1. Ride ‘em Cowboy!
Life can change in a flash, and for 25-year-old Theodore Roosevelt that life-altering moment took place on Feb. 14, 1884. On one floor of the family’s elegant 57th St. home, his beloved mother, suffering from typhoid fever, took her final breath. On another floor several hours later, his darling wife, having given birth to their first child, Alice, just two days earlier, succumbed to undiagnosed kidney failure.
Devastated, T.R. left the care of his newborn daughter to his older sister and threw himself into work. But as demanding and all-encompassing as big-city politics was, the challenges he faced could not fill the deep hole of grief that plagued him. So, he left high society for high adventure in the Badlands of the Dakota Territory—to become a cowboy.

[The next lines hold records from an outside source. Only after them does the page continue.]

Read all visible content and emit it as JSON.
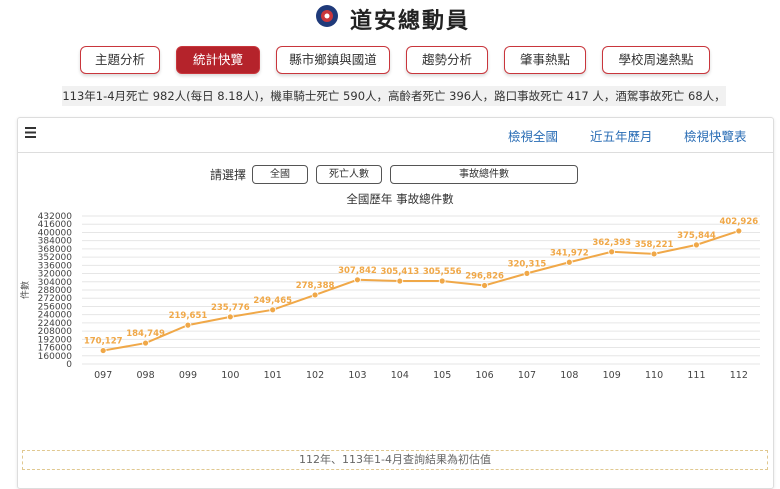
{
  "header": {
    "title": "道安總動員"
  },
  "nav": [
    "主題分析",
    "統計快覽",
    "縣市鄉鎮與國道",
    "趨勢分析",
    "肇事熱點",
    "學校周邊熱點"
  ],
  "ticker": "113年1-4月死亡 982人(每日 8.18人)，機車騎士死亡 590人，高齡者死亡 396人，路口事故死亡 417 人，酒駕事故死亡 68人，",
  "toolbar": [
    "檢視全國",
    "近五年歷月",
    "檢視快覽表"
  ],
  "filters": {
    "label": "請選擇",
    "selects": [
      "全國",
      "死亡人數",
      "事故總件數"
    ]
  },
  "chart_data": {
    "type": "line",
    "title": "全國歷年 事故總件數",
    "y_label": "件數",
    "color": "#f0a848",
    "categories": [
      "097",
      "098",
      "099",
      "100",
      "101",
      "102",
      "103",
      "104",
      "105",
      "106",
      "107",
      "108",
      "109",
      "110",
      "111",
      "112"
    ],
    "values": [
      170127,
      184749,
      219651,
      235776,
      249465,
      278388,
      307842,
      305413,
      305556,
      296826,
      320315,
      341972,
      362393,
      358221,
      375844,
      402926
    ],
    "value_labels": [
      "170,127",
      "184,749",
      "219,651",
      "235,776",
      "249,465",
      "278,388",
      "307,842",
      "305,413",
      "305,556",
      "296,826",
      "320,315",
      "341,972",
      "362,393",
      "358,221",
      "375,844",
      "402,926"
    ],
    "ylim": [
      0,
      432000
    ],
    "yticks": [
      0,
      160000,
      176000,
      192000,
      208000,
      224000,
      240000,
      256000,
      272000,
      288000,
      304000,
      320000,
      336000,
      352000,
      368000,
      384000,
      400000,
      416000,
      432000
    ],
    "grid": true
  },
  "note": "112年、113年1-4月查詢結果為初估值"
}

Though Theodore had traveled the world with his family, including visits to exotic locations, frontier life was an experience like no other, an unpredictable, dangerous, and practically lawless environment where T.R.’s famous name held no sway. It was survival of the fittest, the bravest, and the shrewdest. Small in stature, and suffering from asthma, the only thing T.R. seemingly had going for him was his smarts—and his dogged determination to make it on the frontier. The obstacles he overcame, the skills he learned, and the experiences he encountered would prepare him for a future he could not have imagined at this young age—that of president of the United States.